Isi sumpah mahasiswa ini jelas menjadi suatu ikrar bagi pemuda mahasiswa untuk mengawal setiap dinamika kehidupan berbangsa dan bernegara saat ini dalam mengisi kemerdekaan indonesia yang dulu diimpikan oleh generasi mahasiswa yang mengikrarkan sumpah pemuda 28 Oktober 1928. Disini jelas bahwa kedua ikrar ini mempunyai landasan pikir progresif sesuai momentumnya dimana sumpah pemuda memimpikan kemerdekaan dengan ikrarnya sebagai bentuk affirmative action dalam menyambut fakta kemerdekaan Indonesia yang saat itu masih dijajah belanda sedangkan sumpah mahasiswa Indonesia memimpikan jalannya pemerintahan ini agar tetap sesuai dengan amanat Pancasila dan UUD 1945 dan dengan semangat sumpah mahasiswa ini pula membawa bangsa Indonesia keluar dari rezim otoriter menuju demokrasi lewat gerakan reformasi 98.

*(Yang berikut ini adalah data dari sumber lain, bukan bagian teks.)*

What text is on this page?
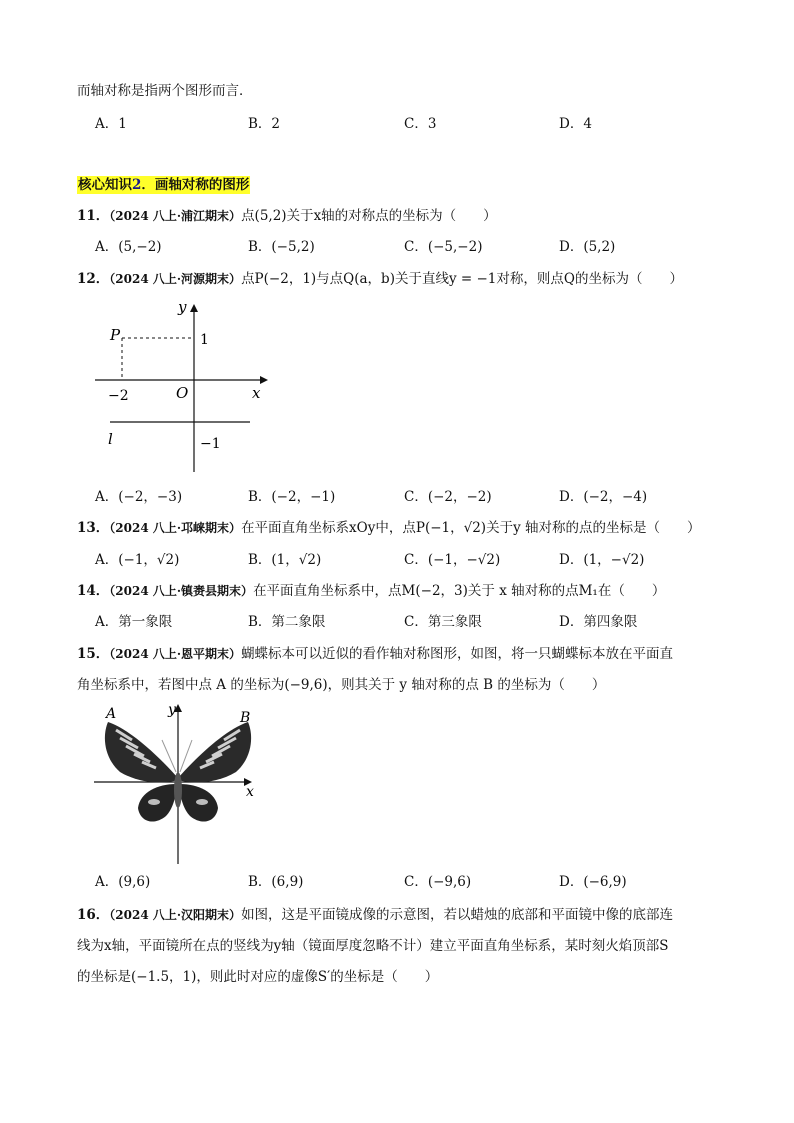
而轴对称是指两个图形而言．
A．1	B．2	C．3	D．4
核心知识2．画轴对称的图形
11．（2024 八上·浦江期末）点(5,2)关于x轴的对称点的坐标为（　　）
A．(5,−2)	B．(−5,2)	C．(−5,−2)	D．(5,2)
12．（2024 八上·河源期末）点P(−2，1)与点Q(a，b)关于直线y = −1对称，则点Q的坐标为（　　）
P
y
x
1
−2	O
l	−1
A．(−2，−3)	B．(−2，−1)	C．(−2，−2)	D．(−2，−4)
13．（2024 八上·邛崃期末）在平面直角坐标系xOy中，点P(−1，√2)关于y 轴对称的点的坐标是（　　）
A．(−1，√2)	B．(1，√2)	C．(−1，−√2)	D．(1，−√2)
14．（2024 八上·镇赉县期末）在平面直角坐标系中，点M(−2，3)关于 x 轴对称的点M₁在（　　）
A．第一象限	B．第二象限	C．第三象限	D．第四象限
15．（2024 八上·恩平期末）蝴蝶标本可以近似的看作轴对称图形，如图，将一只蝴蝶标本放在平面直
角坐标系中，若图中点 A 的坐标为(−9,6)，则其关于 y 轴对称的点 B 的坐标为（　　）
A	B
y
x
A．(9,6)	B．(6,9)	C．(−9,6)	D．(−6,9)
16．（2024 八上·汉阳期末）如图，这是平面镜成像的示意图，若以蜡烛的底部和平面镜中像的底部连
线为x轴，平面镜所在点的竖线为y轴（镜面厚度忽略不计）建立平面直角坐标系，某时刻火焰顶部S
的坐标是(−1.5，1)，则此时对应的虚像S′的坐标是（　　）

Pasca 20 tahun reformasi tindakan penguasa rezim saat ini justru mengindikasikan adanya kooptasi kapitalisme di dalam sistem demokrasi kita dimana demokrasi Pancasila semakin tenggelam ditengah demokrasi kapitalistik yang hampir menguasai setiap instrumen demokrasi dengan tujuan mengakomodasi kepentingan kapitalisme baik Global maupun nasional dimana disaat yang sama kepentingan rakyat semakin teralinase yang tentunya dibungkus dengan dalil demi kesejahteraan bersama.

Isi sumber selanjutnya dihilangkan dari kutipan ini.